The Power Of Cascades
In my book Cascades, I explained how small groups, loosely connected but united by a shared purpose drive transformational change. It happens gradually, almost imperceptibly, at first. Connections accumulate under the surface, barely noticed, as small groups slowly begin to link together and congeal into a network. Eventually things hit a tipping point.
It’s not just people that are networked though, events are as well. There are always unseen connections between the forces of economics, technology, culture, politics and many other things. Much like social and political movements, the effects are almost impossible to detect at first, but can accelerate in nonlinear ways that defy the prediction of experts.
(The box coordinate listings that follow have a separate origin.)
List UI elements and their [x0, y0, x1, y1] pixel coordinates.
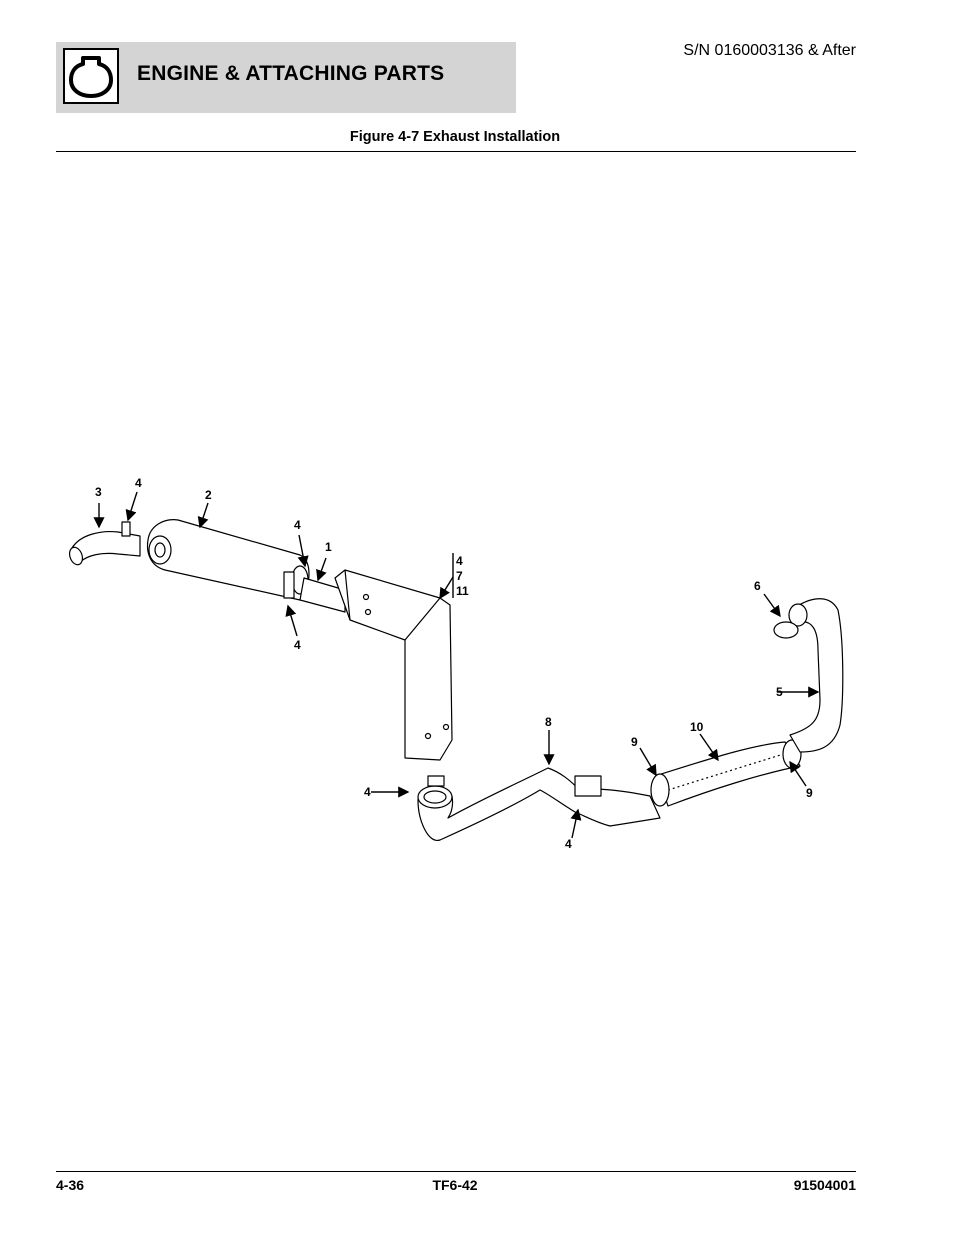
section-title: ENGINE & ATTACHING PARTS — [137, 62, 445, 85]
document-number: 91504001 — [793, 1177, 856, 1193]
callout-label: 10 — [690, 720, 704, 734]
callout-label: 6 — [754, 579, 761, 593]
mount-bracket-part — [334, 569, 453, 761]
callout-label: 4 — [294, 638, 301, 652]
lower-exhaust-pipe-part — [417, 767, 661, 841]
callout-label: 1 — [325, 540, 332, 554]
elbow-pipe-part — [788, 598, 844, 753]
page-number: 4-36 — [56, 1177, 85, 1193]
model-number: TF6-42 — [432, 1177, 478, 1193]
u-bolt-clamp-part — [574, 775, 602, 797]
clamp-part — [283, 571, 295, 599]
flex-hose-part — [650, 739, 802, 807]
inlet-pipe-part — [299, 577, 346, 613]
figure-caption: Figure 4-7 Exhaust Installation — [349, 129, 561, 145]
clamp-ring-part — [773, 621, 799, 639]
callout-label: 9 — [631, 735, 638, 749]
footer-divider — [56, 1171, 856, 1172]
callout-label: 8 — [545, 715, 552, 729]
tail-pipe-part — [68, 530, 141, 566]
serial-number: S/N 0160003136 & After — [683, 42, 856, 59]
callout-label: 2 — [205, 488, 212, 502]
callout-label: 5 — [776, 685, 783, 699]
clamp-part — [121, 521, 131, 537]
header-divider — [56, 151, 856, 152]
callout-label: 4 — [135, 476, 142, 490]
callout-label: 4 — [364, 785, 371, 799]
callout-label: 4 — [456, 554, 463, 568]
callout-label: 3 — [95, 485, 102, 499]
u-bolt-clamp-part — [427, 775, 445, 787]
section-header-band — [56, 42, 516, 113]
callout-label: 9 — [806, 786, 813, 800]
callout-label: 4 — [294, 518, 301, 532]
callout-label: 7 — [456, 569, 463, 583]
callout-label: 11 — [456, 584, 469, 598]
engine-icon — [63, 48, 119, 104]
callout-label: 4 — [565, 837, 572, 851]
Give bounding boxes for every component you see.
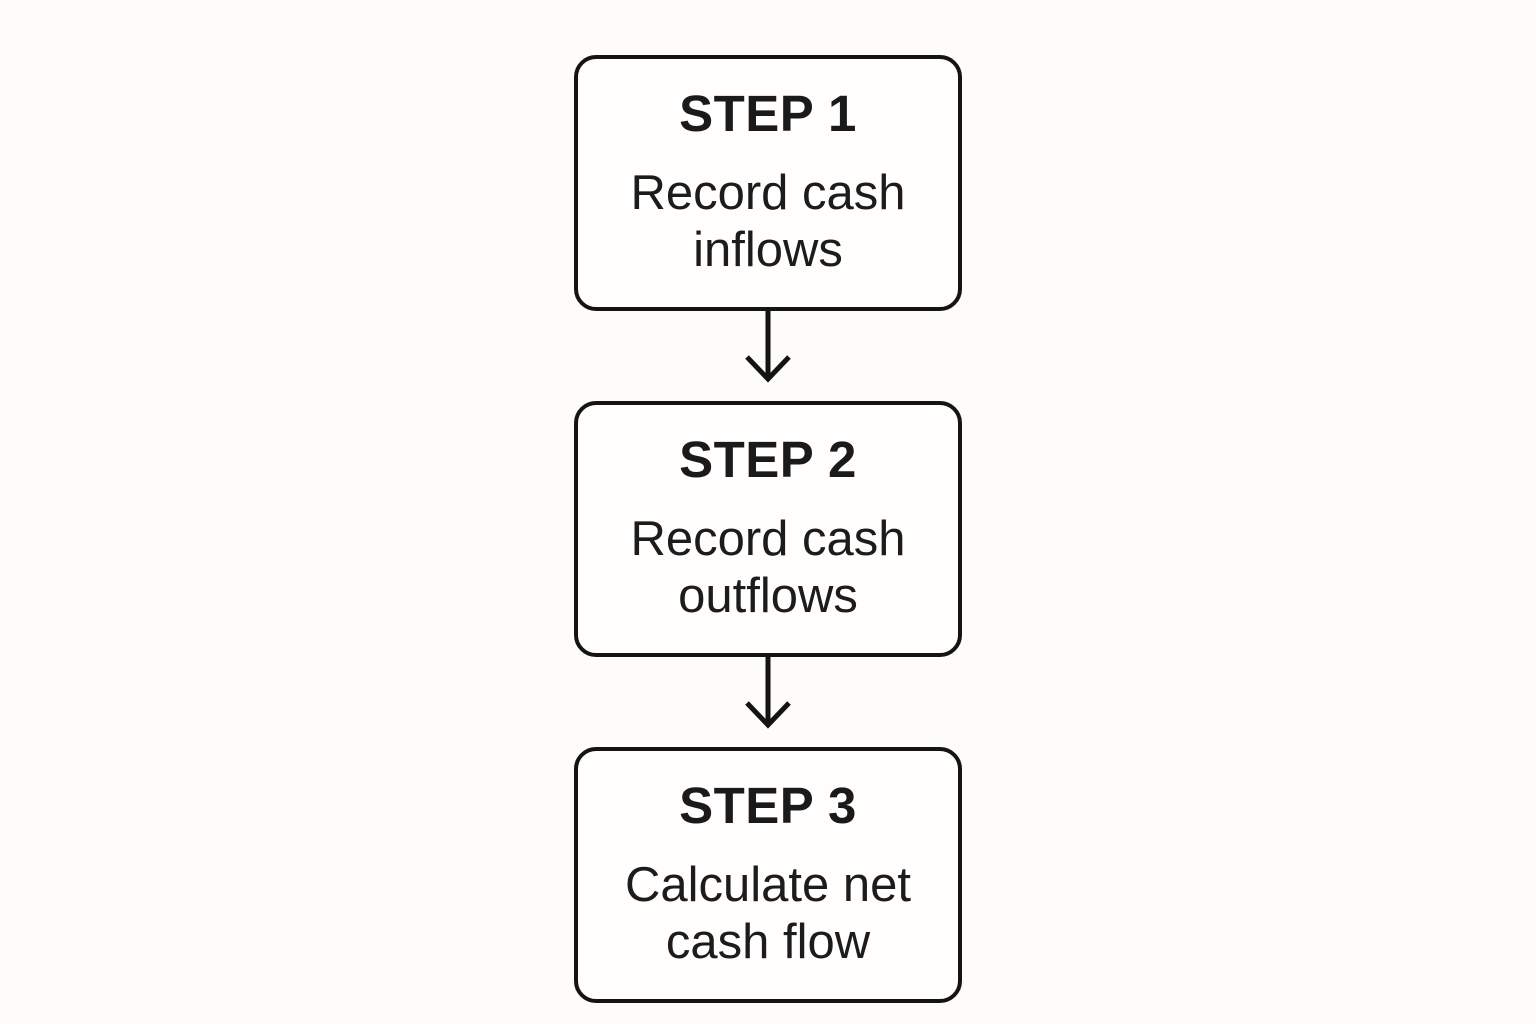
arrow-down-icon: [745, 311, 791, 383]
arrow-down-icon: [745, 657, 791, 729]
step-box-2: STEP 2 Record cash outflows: [574, 401, 962, 657]
step-title: STEP 3: [679, 776, 857, 834]
step-description: Calculate net cash flow: [624, 857, 911, 969]
flowchart: STEP 1 Record cash inflows STEP 2 Record…: [0, 55, 1536, 1003]
step-description: Record cash outflows: [630, 511, 906, 623]
step-box-3: STEP 3 Calculate net cash flow: [574, 747, 962, 1003]
step-box-1: STEP 1 Record cash inflows: [574, 55, 962, 311]
step-title: STEP 1: [679, 84, 857, 142]
step-title: STEP 2: [679, 430, 857, 488]
step-description: Record cash inflows: [630, 165, 906, 277]
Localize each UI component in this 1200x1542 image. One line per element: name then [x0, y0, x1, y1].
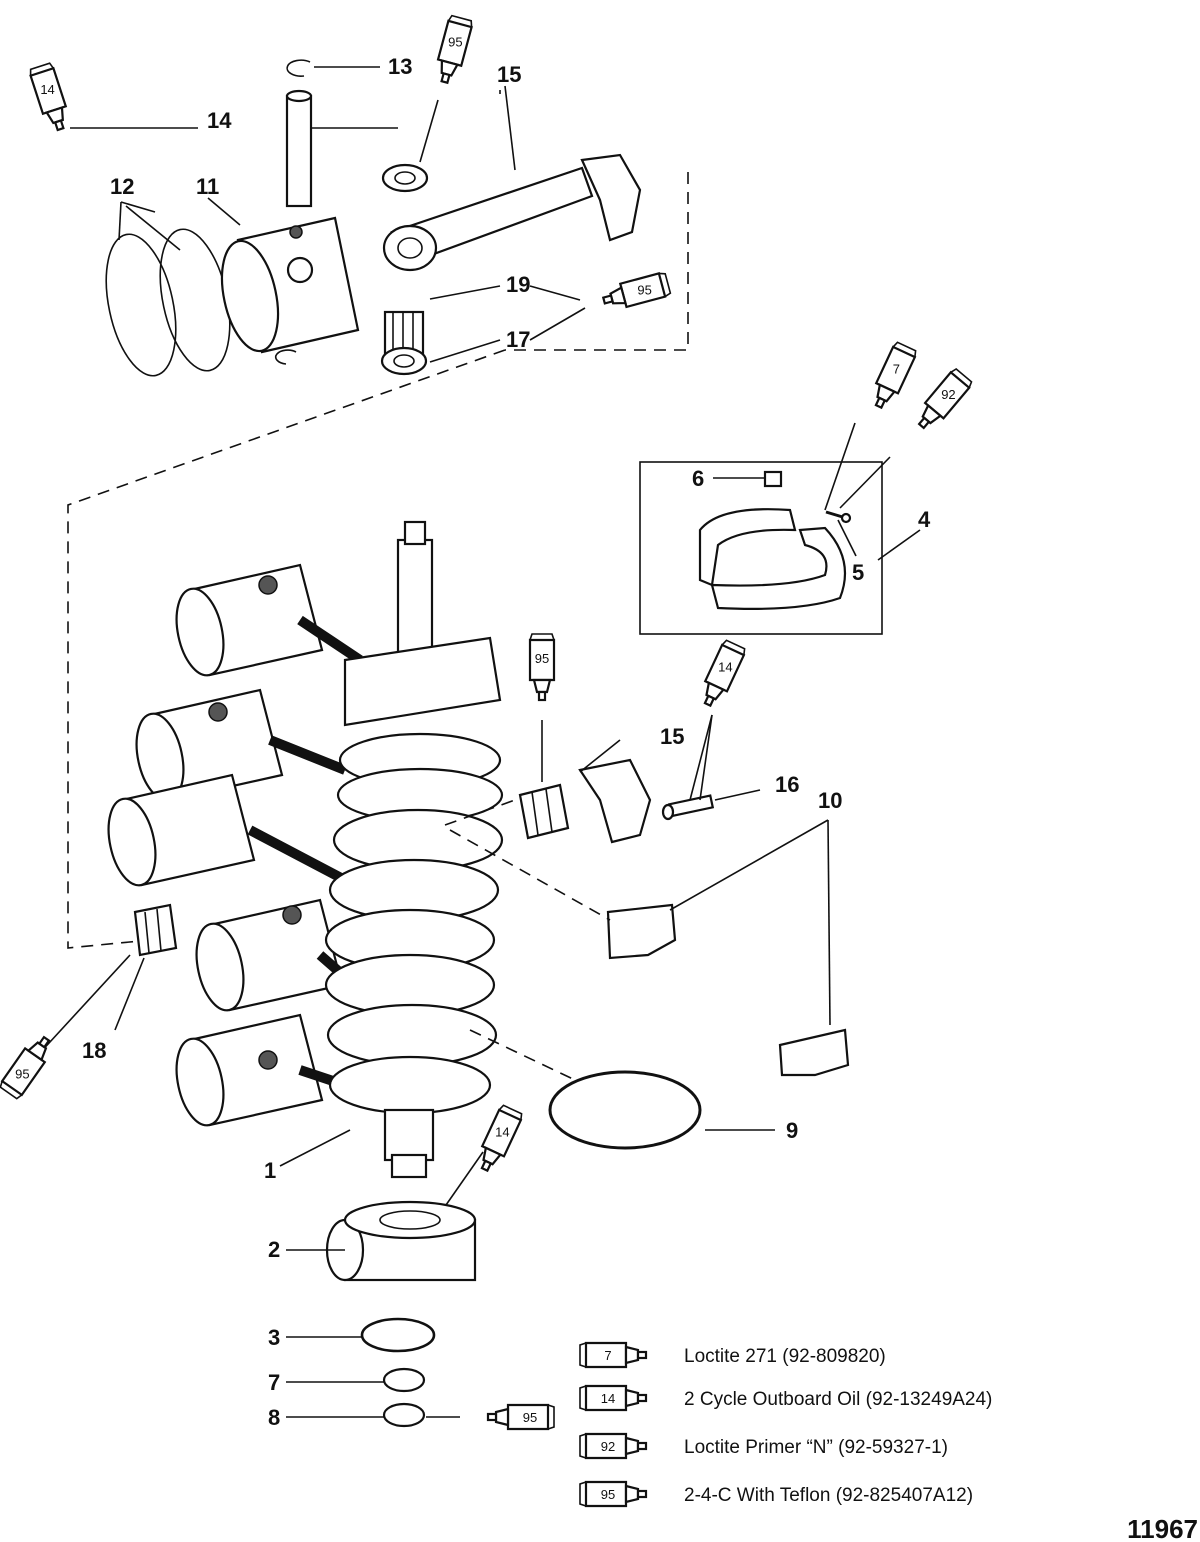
- rod-cap-bolt: [661, 794, 715, 821]
- callout-3: 3: [268, 1325, 280, 1350]
- legend-tube-7: 7: [578, 1341, 648, 1369]
- crankpin-needle-bearing: [133, 903, 178, 957]
- lubricant-tube-14-top: 14: [27, 61, 74, 134]
- snap-ring-3: [360, 1317, 436, 1353]
- oil-seal-7: [382, 1367, 426, 1393]
- callout-16: 16: [775, 772, 799, 797]
- svg-text:95: 95: [637, 283, 651, 298]
- callout-6: 6: [692, 466, 704, 491]
- lubricant-tube-95-mid: 95: [528, 632, 556, 702]
- svg-text:95: 95: [601, 1487, 615, 1502]
- callout-8: 8: [268, 1405, 280, 1430]
- ball-bearing: [325, 1200, 477, 1282]
- assembled-piston-5: [175, 1013, 324, 1127]
- svg-text:7: 7: [893, 361, 900, 376]
- callout-14-top: 14: [207, 108, 232, 133]
- thrust-washer-lower: [380, 346, 428, 376]
- assembled-piston-1: [175, 563, 324, 677]
- callout-12: 12: [110, 174, 134, 199]
- svg-text:14: 14: [495, 1124, 509, 1139]
- legend-text-14: 2 Cycle Outboard Oil (92-13249A24): [684, 1389, 992, 1410]
- center-bearing-cage: [518, 783, 570, 840]
- main-bearing-half-lower: [778, 1028, 850, 1077]
- assembly-dashed-outline: [67, 172, 689, 949]
- rod-cap: [578, 758, 652, 844]
- main-bearing-half-upper: [606, 903, 677, 960]
- washer-8: [382, 1402, 426, 1428]
- callout-1: 1: [264, 1158, 276, 1183]
- ring-detail-box: [639, 461, 883, 635]
- lubricant-tube-14-bearing: 14: [472, 1103, 525, 1176]
- lubricant-tube-95-bottom: 95: [486, 1403, 556, 1431]
- connecting-rod: [382, 153, 642, 272]
- legend-text-7: Loctite 271 (92-809820): [684, 1346, 886, 1367]
- thrust-washer-upper: [381, 163, 429, 193]
- svg-text:7: 7: [604, 1348, 611, 1363]
- legend-text-92: Loctite Primer “N” (92-59327-1): [684, 1437, 948, 1458]
- callout-9: 9: [786, 1118, 798, 1143]
- svg-text:95: 95: [448, 34, 462, 49]
- svg-text:14: 14: [40, 82, 54, 97]
- ring-nut: [763, 470, 783, 488]
- crankshaft-assembly: [107, 520, 504, 1179]
- svg-text:14: 14: [601, 1391, 615, 1406]
- callout-15-mid: 15: [660, 724, 684, 749]
- piston-pin: [285, 89, 313, 208]
- legend-tube-95: 95: [578, 1480, 648, 1508]
- callout-10: 10: [818, 788, 842, 813]
- retaining-clip-13: [286, 59, 311, 77]
- svg-text:92: 92: [941, 387, 955, 402]
- svg-text:14: 14: [718, 659, 732, 674]
- callout-15-top: 15: [497, 62, 521, 87]
- callout-17: 17: [506, 327, 530, 352]
- callout-4: 4: [918, 507, 931, 532]
- legend-tube-92: 92: [578, 1432, 648, 1460]
- piston: [220, 216, 360, 354]
- svg-text:95: 95: [523, 1410, 537, 1425]
- callout-13: 13: [388, 54, 412, 79]
- lubricant-tube-95-left: 95: [0, 1030, 58, 1101]
- callout-7: 7: [268, 1370, 280, 1395]
- primer-tube-92: 92: [911, 366, 975, 435]
- legend-tube-14: 14: [578, 1384, 648, 1412]
- legend: 7 Loctite 271 (92-809820) 14 2 Cycle Out…: [578, 1341, 992, 1508]
- assembled-piston-2: [135, 688, 284, 802]
- lubricant-tube-14-mid: 14: [695, 638, 748, 711]
- piston-ring-1: [105, 233, 177, 377]
- callout-11: 11: [196, 174, 219, 199]
- callout-2: 2: [268, 1237, 280, 1262]
- svg-text:95: 95: [15, 1066, 29, 1081]
- lubricant-tube-95-rod: 95: [599, 270, 673, 314]
- callout-18: 18: [82, 1038, 106, 1063]
- lubricant-tube-95-top: 95: [431, 13, 475, 87]
- callout-5: 5: [852, 560, 864, 585]
- legend-text-95: 2-4-C With Teflon (92-825407A12): [684, 1485, 973, 1506]
- retaining-ring-9: [548, 1070, 702, 1150]
- adhesive-tube-7: 7: [866, 340, 919, 413]
- retaining-clip-lower: [274, 349, 297, 365]
- svg-text:95: 95: [535, 651, 549, 666]
- assembled-piston-3: [107, 773, 256, 887]
- svg-text:92: 92: [601, 1439, 615, 1454]
- split-bearing-ring: [698, 508, 847, 610]
- figure-number: 11967: [1127, 1514, 1198, 1542]
- callout-19: 19: [506, 272, 530, 297]
- ring-screw: [825, 510, 852, 524]
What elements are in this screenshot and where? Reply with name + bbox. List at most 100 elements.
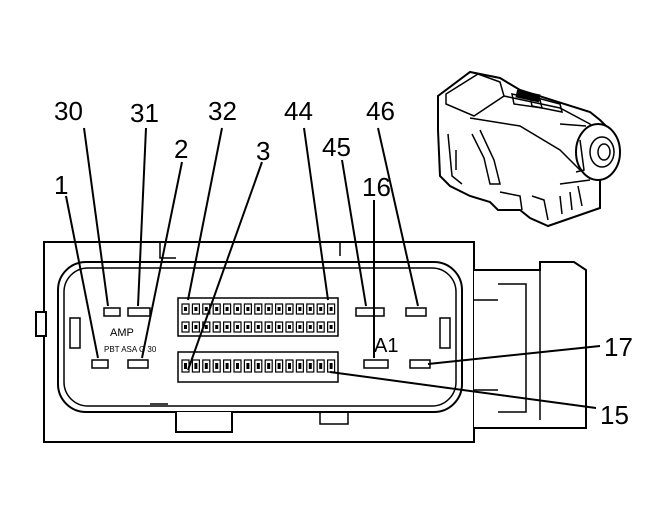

By all indications, we are in such a period now. We are undergoing four major shifts in technology, resources, migration and demography that will be transformative. Clearly, these shifts will create significant opportunities, but also great peril. The last time we saw this much change afoot was during the 1920s and that didn’t end well.
Yet that doesn’t have to happen. In 1948 we were able to create a new world order that ushered in an era of peace and prosperity unequalled in human history. The events of 1968 and 1989 also helped to bring about enormous progress. The difference between those epochs wasn’t so much due to any underlying forces, but the choices that were made.
Every generation faces great challenges. Some are remembered for their achievements, others for their tragedies. Like earlier generations, we have important choices to make. We should endeavor to choose wisely.